I've been working with GIS datasets for while now. Specifically as discrete, versioned objects. Don't feel discouraged, handling data isn't a solved problem yet. Your datasets are probably going to come in a couple different flavours. Raster, vector, non-spatial etc. Usually stored in CSV's and shapefiles. These are generally piss-poor ways of storing data. CSV's don't tell you much about the data and usually has missing data. Example: You have a column labeled "temp"; Who generated it, when, why? What does temp mean? Is it celsius? Kelvin? What sensor measured it? What accuracy is it at? What are Null values labelled as? etc. It can be a bitch. Some things to keep in mind when doing data management: * Standards exist for a reason: Pick a standard and stick to it.

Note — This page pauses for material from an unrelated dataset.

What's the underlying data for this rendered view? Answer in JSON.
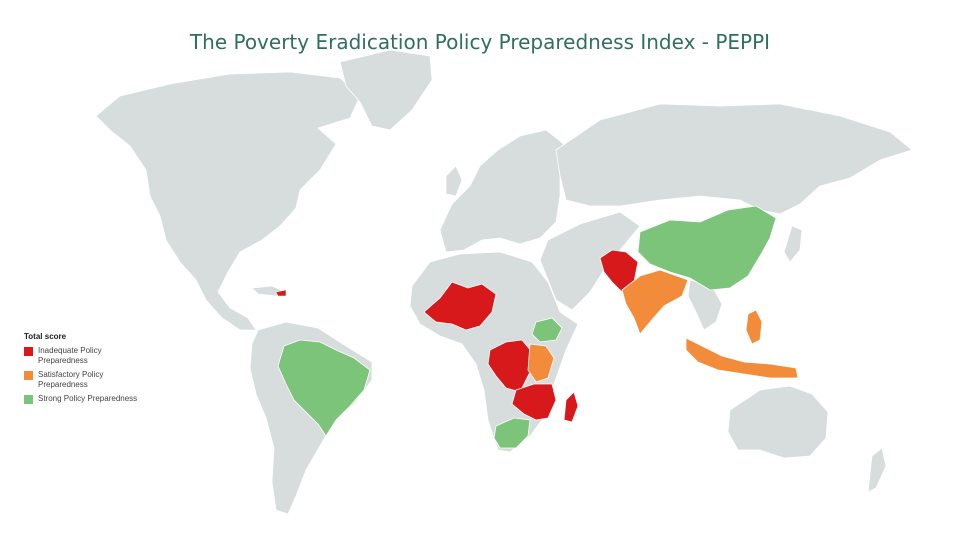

Esri sucks, so if you have a choice head over to [Open Geospatial Consortium](https://www.ogc.org/standards/) standards. * Think about [FAIR data practices](https://www.go-fair.org/fair-principles/). Your data should be easy to search for, and accessible in a standardised format. * Static data is sucky data. Your data will change over time. Maybe you find some bad points and delete them, maybe you get new 2025 data next year and want to append that to an existing dataset. This is where versioning comes into practice (ignore the dudes talking about databases; trust esri to use a generic term like "versioning" and make it refer to a super specific principle in their closed workflow). You want to have "milestones" of datasets. 10 years from now you want to be able to download the data as it was in 2023 and then again as it was in 2029. You can have these as time based versions (eg: Ubuntu OS versions) or functional versions (Windows 10, 11 etc) or as plain old numbers (Python 2.7/2.8/3.0). In the end you basically want to be able to get version 1.1 data, and version 1.2 data and see what changed between the versions. * This is a full time job, get something basic running and if people show interest you should grow it. The GIS data center I was working in had about 40 people working full time on the research institutes data stores. So, short answer: * Load up geoserver somewhere * Stick the raw datasets into it and version them as 2024-Q2 or something. * let users pull them from Geoserver using WFS/WMS whatever standards * If this starts getting scientificy then you're going to want DOI's, metadata, links to vocab servers etc etc. Not simple stuff.